March 19, 2013, GPU Technology Conference, San Jose, CA— Shailendra Mathur from
Avid described a new toolset that allows editors to smoothly transition their monoscopic storytelling skills to the stereoscopic format. The tools enable users to take advantage of existing assets and workflows.
One goal was to preserve editing and data management functions, operational speed, and image quality from existing tool flows. The trends of increasing resolution, higher frame rates, and higher bit depths of the video, create problems for many directors.
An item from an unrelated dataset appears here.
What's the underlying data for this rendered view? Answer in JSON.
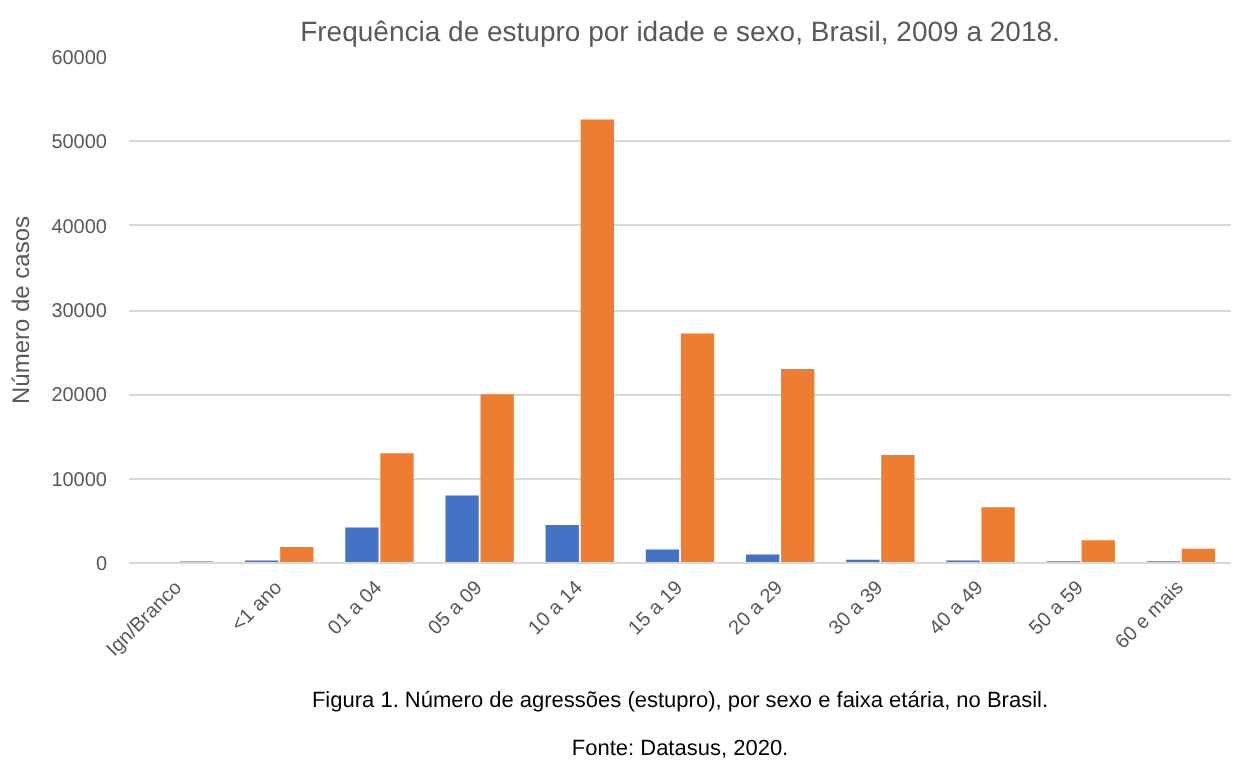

In addition, the new workflows require an increasing number of views, while both monoscopic and stereoscopic images are required as the deliverable.
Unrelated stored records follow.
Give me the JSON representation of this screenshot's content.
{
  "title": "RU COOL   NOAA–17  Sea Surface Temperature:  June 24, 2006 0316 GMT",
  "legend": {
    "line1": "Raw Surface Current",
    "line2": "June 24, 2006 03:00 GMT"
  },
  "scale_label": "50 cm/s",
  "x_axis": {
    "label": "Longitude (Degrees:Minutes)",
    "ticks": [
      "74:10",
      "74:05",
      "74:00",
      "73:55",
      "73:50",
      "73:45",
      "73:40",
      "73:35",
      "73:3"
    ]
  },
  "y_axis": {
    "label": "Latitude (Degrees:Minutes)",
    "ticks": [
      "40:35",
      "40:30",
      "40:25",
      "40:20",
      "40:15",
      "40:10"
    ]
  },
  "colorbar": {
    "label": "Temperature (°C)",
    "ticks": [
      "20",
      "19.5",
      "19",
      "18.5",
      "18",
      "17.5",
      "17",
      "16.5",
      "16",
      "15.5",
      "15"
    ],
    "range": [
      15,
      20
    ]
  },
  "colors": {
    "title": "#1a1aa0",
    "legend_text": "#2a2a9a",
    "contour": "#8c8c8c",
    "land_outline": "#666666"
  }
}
The increased elements within the scene require a data model that can manage multiple views and resolutions while supporting common editing and data management functions and workflows. The advent of plenoptic or light field cameras further increases demands for the editing suite.
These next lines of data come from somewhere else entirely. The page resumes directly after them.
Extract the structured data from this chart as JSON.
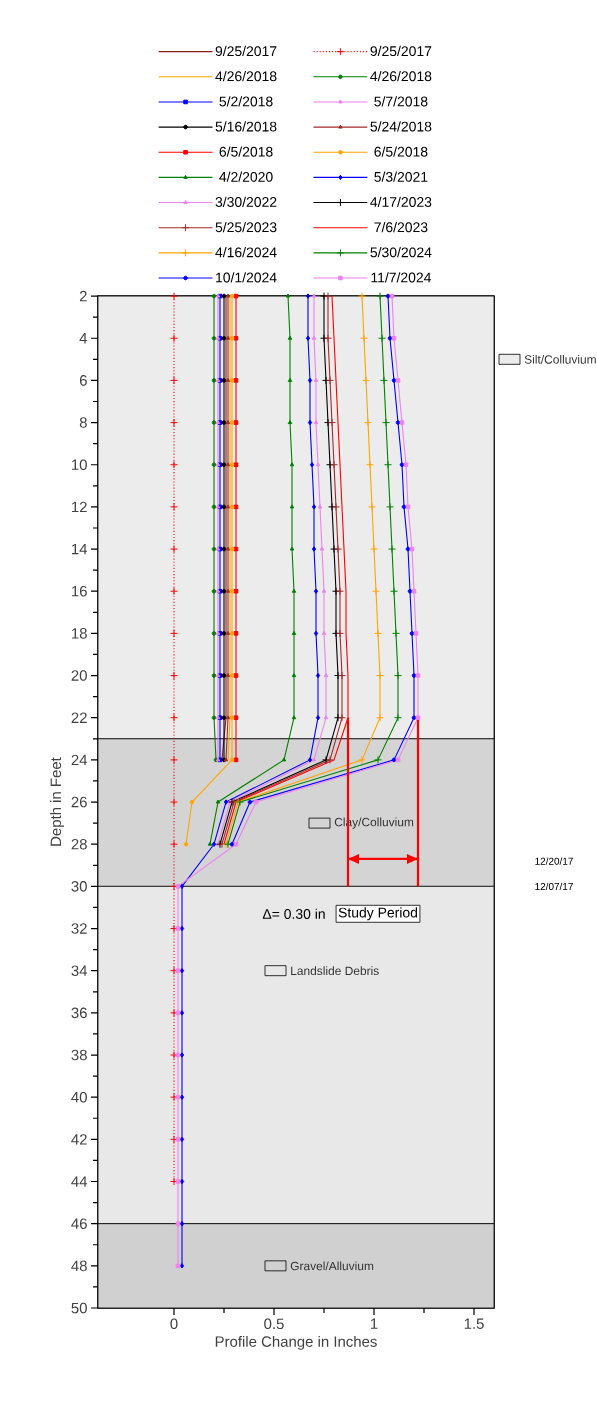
{
  "chart_data": {
    "type": "line",
    "xlabel": "Profile Change in Inches",
    "ylabel": "Depth in Feet",
    "xlim": [
      -0.38,
      1.6
    ],
    "ylim": [
      50,
      2
    ],
    "xticks": [
      0,
      0.5,
      1,
      1.5
    ],
    "yticks": [
      2,
      4,
      6,
      8,
      10,
      12,
      14,
      16,
      18,
      20,
      22,
      24,
      26,
      28,
      30,
      32,
      34,
      36,
      38,
      40,
      42,
      44,
      46,
      48,
      50
    ],
    "legend": "top",
    "bands": [
      {
        "axis": "y",
        "from": 2,
        "to": 23,
        "label": "Silt/Colluvium",
        "color": "#ececec"
      },
      {
        "axis": "y",
        "from": 23,
        "to": 30,
        "label": "Clay/Colluvium",
        "color": "#d4d4d4"
      },
      {
        "axis": "y",
        "from": 30,
        "to": 46,
        "label": "Landslide Debris",
        "color": "#e8e8e8"
      },
      {
        "axis": "y",
        "from": 46,
        "to": 50,
        "label": "Gravel/Alluvium",
        "color": "#d0d0d0"
      }
    ],
    "annotations": [
      "Δ= 0.30 in",
      "Study Period",
      "12/20/17",
      "12/07/17"
    ],
    "series": [
      {
        "name": "9/25/2017",
        "color": "#8b1a1a",
        "marker": "none",
        "values": [
          2,
          4,
          6,
          8,
          10,
          12,
          14,
          16,
          18,
          20,
          22,
          24
        ],
        "x": [
          0.26,
          0.26,
          0.26,
          0.26,
          0.26,
          0.26,
          0.26,
          0.26,
          0.26,
          0.26,
          0.26,
          0.24
        ]
      },
      {
        "name": "9/25/2017",
        "color": "#ff0000",
        "marker": "cross",
        "line_style": "dotted",
        "values": [
          2,
          4,
          6,
          8,
          10,
          12,
          14,
          16,
          18,
          20,
          22,
          24,
          26,
          28,
          30,
          32,
          34,
          36,
          38,
          40,
          42,
          44
        ],
        "x": [
          0,
          0,
          0,
          0,
          0,
          0,
          0,
          0,
          0,
          0,
          0,
          0,
          0,
          0,
          0,
          0,
          0,
          0,
          0,
          0,
          0,
          0
        ]
      },
      {
        "name": "4/26/2018",
        "color": "#ffa500",
        "marker": "none",
        "values": [
          2,
          4,
          6,
          8,
          10,
          12,
          14,
          16,
          18,
          20,
          22,
          24
        ],
        "x": [
          0.28,
          0.28,
          0.28,
          0.28,
          0.28,
          0.28,
          0.28,
          0.28,
          0.28,
          0.28,
          0.28,
          0.27
        ]
      },
      {
        "name": "4/26/2018",
        "color": "#008000",
        "marker": "circle",
        "values": [
          2,
          4,
          6,
          8,
          10,
          12,
          14,
          16,
          18,
          20,
          22,
          24
        ],
        "x": [
          0.2,
          0.2,
          0.2,
          0.2,
          0.2,
          0.2,
          0.2,
          0.2,
          0.2,
          0.2,
          0.2,
          0.21
        ]
      },
      {
        "name": "5/2/2018",
        "color": "#0000ff",
        "marker": "square",
        "values": [
          2,
          4,
          6,
          8,
          10,
          12,
          14,
          16,
          18,
          20,
          22,
          24
        ],
        "x": [
          0.23,
          0.23,
          0.23,
          0.23,
          0.23,
          0.23,
          0.23,
          0.23,
          0.23,
          0.23,
          0.23,
          0.23
        ]
      },
      {
        "name": "5/7/2018",
        "color": "#ee82ee",
        "marker": "triangle",
        "values": [
          2,
          4,
          6,
          8,
          10,
          12,
          14,
          16,
          18,
          20,
          22,
          24
        ],
        "x": [
          0.22,
          0.22,
          0.22,
          0.22,
          0.22,
          0.22,
          0.22,
          0.22,
          0.22,
          0.22,
          0.22,
          0.22
        ]
      },
      {
        "name": "5/16/2018",
        "color": "#000000",
        "marker": "circle",
        "values": [
          2,
          4,
          6,
          8,
          10,
          12,
          14,
          16,
          18,
          20,
          22,
          24
        ],
        "x": [
          0.25,
          0.25,
          0.25,
          0.25,
          0.25,
          0.25,
          0.25,
          0.25,
          0.25,
          0.25,
          0.25,
          0.25
        ]
      },
      {
        "name": "5/24/2018",
        "color": "#a52a2a",
        "marker": "triangle",
        "values": [
          2,
          4,
          6,
          8,
          10,
          12,
          14,
          16,
          18,
          20,
          22,
          24
        ],
        "x": [
          0.27,
          0.27,
          0.27,
          0.27,
          0.27,
          0.27,
          0.27,
          0.27,
          0.27,
          0.27,
          0.27,
          0.26
        ]
      },
      {
        "name": "6/5/2018",
        "color": "#ff0000",
        "marker": "square",
        "values": [
          2,
          4,
          6,
          8,
          10,
          12,
          14,
          16,
          18,
          20,
          22,
          24
        ],
        "x": [
          0.31,
          0.31,
          0.31,
          0.31,
          0.31,
          0.31,
          0.31,
          0.31,
          0.31,
          0.31,
          0.31,
          0.31
        ]
      },
      {
        "name": "6/5/2018",
        "color": "#ffa500",
        "marker": "circle",
        "values": [
          2,
          4,
          6,
          8,
          10,
          12,
          14,
          16,
          18,
          20,
          22,
          24,
          26,
          28
        ],
        "x": [
          0.29,
          0.29,
          0.29,
          0.29,
          0.29,
          0.29,
          0.29,
          0.29,
          0.29,
          0.29,
          0.29,
          0.29,
          0.09,
          0.06
        ]
      },
      {
        "name": "4/2/2020",
        "color": "#008000",
        "marker": "triangle",
        "values": [
          2,
          4,
          6,
          8,
          10,
          12,
          14,
          16,
          18,
          20,
          22,
          24,
          26,
          28
        ],
        "x": [
          0.57,
          0.58,
          0.58,
          0.58,
          0.59,
          0.59,
          0.59,
          0.6,
          0.6,
          0.6,
          0.6,
          0.55,
          0.22,
          0.18
        ]
      },
      {
        "name": "5/3/2021",
        "color": "#0000ff",
        "marker": "diamond",
        "values": [
          2,
          4,
          6,
          8,
          10,
          12,
          14,
          16,
          18,
          20,
          22,
          24,
          26,
          28,
          30,
          32,
          34,
          36,
          38,
          40,
          42,
          44,
          46,
          48
        ],
        "x": [
          0.67,
          0.67,
          0.68,
          0.68,
          0.69,
          0.7,
          0.7,
          0.71,
          0.71,
          0.72,
          0.72,
          0.68,
          0.26,
          0.2,
          0.04,
          0.04,
          0.04,
          0.04,
          0.04,
          0.04,
          0.04,
          0.04,
          0.04,
          0.04
        ]
      },
      {
        "name": "3/30/2022",
        "color": "#ee82ee",
        "marker": "triangle",
        "values": [
          2,
          4,
          6,
          8,
          10,
          12,
          14,
          16,
          18,
          20,
          22,
          24,
          26,
          28
        ],
        "x": [
          0.7,
          0.7,
          0.71,
          0.71,
          0.72,
          0.73,
          0.74,
          0.75,
          0.75,
          0.76,
          0.76,
          0.7,
          0.28,
          0.22
        ]
      },
      {
        "name": "4/17/2023",
        "color": "#000000",
        "marker": "cross",
        "values": [
          2,
          4,
          6,
          8,
          10,
          12,
          14,
          16,
          18,
          20,
          22,
          24,
          26,
          28
        ],
        "x": [
          0.75,
          0.75,
          0.76,
          0.77,
          0.78,
          0.79,
          0.8,
          0.81,
          0.81,
          0.82,
          0.82,
          0.76,
          0.29,
          0.23
        ]
      },
      {
        "name": "5/25/2023",
        "color": "#a52a2a",
        "marker": "cross",
        "values": [
          2,
          4,
          6,
          8,
          10,
          12,
          14,
          16,
          18,
          20,
          22,
          24,
          26,
          28
        ],
        "x": [
          0.77,
          0.77,
          0.78,
          0.79,
          0.8,
          0.81,
          0.82,
          0.83,
          0.83,
          0.84,
          0.84,
          0.78,
          0.3,
          0.24
        ]
      },
      {
        "name": "7/6/2023",
        "color": "#ff0000",
        "marker": "none",
        "values": [
          2,
          4,
          6,
          8,
          10,
          12,
          14,
          16,
          18,
          20,
          22,
          24,
          26,
          28
        ],
        "x": [
          0.79,
          0.8,
          0.81,
          0.82,
          0.83,
          0.84,
          0.85,
          0.86,
          0.86,
          0.87,
          0.87,
          0.8,
          0.31,
          0.25
        ]
      },
      {
        "name": "4/16/2024",
        "color": "#ffa500",
        "marker": "cross",
        "values": [
          2,
          4,
          6,
          8,
          10,
          12,
          14,
          16,
          18,
          20,
          22,
          24,
          26,
          28
        ],
        "x": [
          0.94,
          0.95,
          0.96,
          0.97,
          0.98,
          0.99,
          1.0,
          1.01,
          1.02,
          1.03,
          1.03,
          0.94,
          0.32,
          0.26
        ]
      },
      {
        "name": "5/30/2024",
        "color": "#008000",
        "marker": "cross",
        "values": [
          2,
          4,
          6,
          8,
          10,
          12,
          14,
          16,
          18,
          20,
          22,
          24,
          26,
          28
        ],
        "x": [
          1.03,
          1.04,
          1.05,
          1.06,
          1.07,
          1.08,
          1.09,
          1.1,
          1.11,
          1.12,
          1.12,
          1.02,
          0.33,
          0.27
        ]
      },
      {
        "name": "10/1/2024",
        "color": "#0000ff",
        "marker": "circle",
        "values": [
          2,
          4,
          6,
          8,
          10,
          12,
          14,
          16,
          18,
          20,
          22,
          24,
          26,
          28
        ],
        "x": [
          1.07,
          1.08,
          1.1,
          1.12,
          1.14,
          1.15,
          1.17,
          1.18,
          1.19,
          1.2,
          1.2,
          1.1,
          0.38,
          0.29
        ]
      },
      {
        "name": "11/7/2024",
        "color": "#ee82ee",
        "marker": "square",
        "values": [
          2,
          4,
          6,
          8,
          10,
          12,
          14,
          16,
          18,
          20,
          22,
          24,
          26,
          28,
          30,
          32,
          34,
          36,
          38,
          40,
          42,
          44,
          46,
          48
        ],
        "x": [
          1.09,
          1.1,
          1.12,
          1.14,
          1.16,
          1.17,
          1.19,
          1.2,
          1.21,
          1.22,
          1.22,
          1.12,
          0.41,
          0.31,
          0.02,
          0.02,
          0.02,
          0.02,
          0.02,
          0.02,
          0.02,
          0.02,
          0.02,
          0.02
        ]
      },
      {
        "color": "#ff0000",
        "marker": "none",
        "values": [
          22,
          30
        ],
        "x": [
          0.87,
          0.87
        ]
      },
      {
        "color": "#ff0000",
        "marker": "none",
        "values": [
          22,
          30
        ],
        "x": [
          1.22,
          1.22
        ]
      },
      {
        "color": "#ff0000",
        "marker": "none",
        "values": [
          28.7,
          28.7
        ],
        "x": [
          0.87,
          1.22
        ]
      }
    ]
  }
}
Light field cameras do not require a parametric model to manage all the different possible light paths from the scene. This multiview requires sampling across time, space, and color to capture the final image. In the same way, a multiple camera shoot also requires color, spatial, and temporal synchronization to capture the multiple images within a scene. As a result, they created a new editing system that can simultaneously handle the myriad channels, resolutions, and streams from various inputs.
To achieve these capabilities, a proxy editing and multi-mastering flow starts by transcoding the images to side-by-side 3-D for further processing. The output can be full frame 3-D and also mono with synchronized audio. The data model groups multiple views, synchronizes those views, arranges resolutions within those views, and resamples the scene based on output context.
These multiple views require much more processing for codecs, visual effects, and graphics. As a result, the tools were optimized for a heterogeneous compute environment comprised of multicore CPUs and GPUs. Unfortunately, heterogeneous compute usually requires multiple pieces of code for each compute domain, and dynamically balancing across compute domains. By splitting shell optimize processes and compute optimize processes and providing a single API contract, the domain-abstracted player eliminates many of these contentious problems.